Sarah wiggles down to put her face between my pecs, and then she starts to lick the outlines of the bird. Now I’m the one making the surprised noises. I can’t say anybody’s ever done that to me before. I like it.

She uses her tongue to outline the wings, then she finds my nipples and laves them, nips them. Bites them, and I jump at the sharp clench of her teeth. Her arms go around me again, and her nails dig in as she pulls the shirt the rest of the way off me and tosses it to join the jacket across the room somewhere.

“We should…” I break off as she drags her nails down my bare back. “We should go somewhere a little…roomier.”

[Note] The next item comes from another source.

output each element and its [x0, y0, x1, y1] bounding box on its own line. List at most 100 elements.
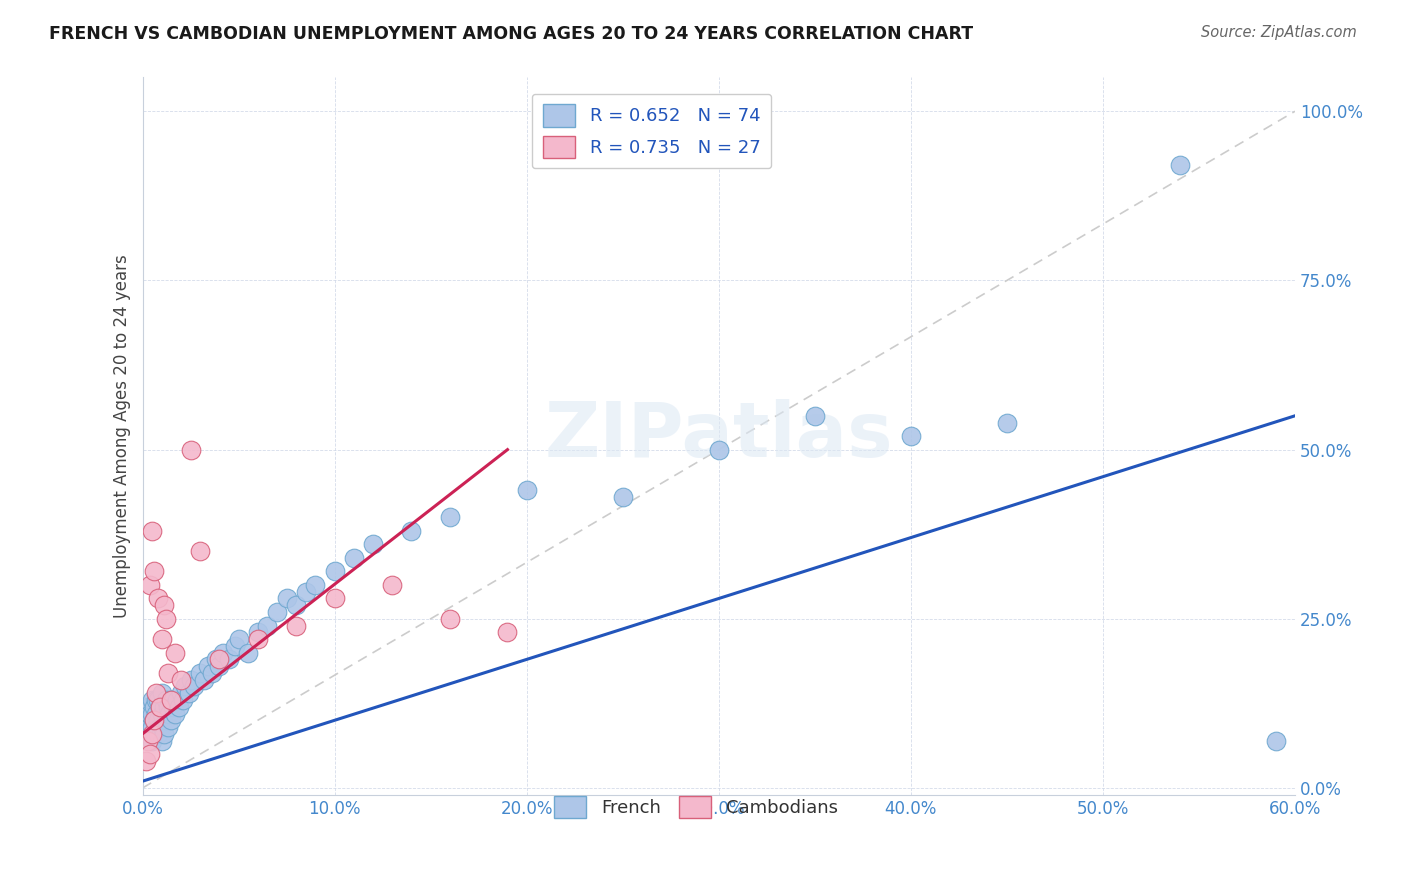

“Mmm-hmm,” she agrees. She’s kissing across my collarbones now, and I think she’s finally completely on board with this. I move back then ease off the couch.

“What…” she protests.

“Shh,” I tell her. I scoop her up and carry her to the stairs, then up, down the hall, and into my bedroom.

There’s a slight hesitation—very slight—as I set her on her feet. She takes in the room, and I see that little spark of fear in her eyes again.

“It’s roomier,” I tell her.

That gets a reluctant laugh out of her. “Yes. It certainly is.”

I can tell she’s still a little unsure, so I take her shoulders in my hands gently and kiss her. She responds, like she has from the beginning, and it doesn’t take much to ratchet up the heat. A matter of seconds and she’s melting against me again, pushing up on her toes to kiss me harder, deeper.

“Okay,” she finally murmurs against my mouth. “Okay.”

I pick her up again. This time I carry her all the way to the bed and lay her down on top of the covers. She’s still wearing her dress from the party, and I want her naked, but there’s something else I want to do first. This is going to be about her, not about me getting my dick wet as fast as possible.

I take hold of the hem of the dress and ease it up her legs, bunching the material around her waist. Her long, slim legs are completely exposed, all the way past the soft cotton thong she’s wearing. I can almost feel the wet heat on my fingertips again, and I lower my face to her mound and breathe deep. She smells rich and musky, intensely aroused. And so hot.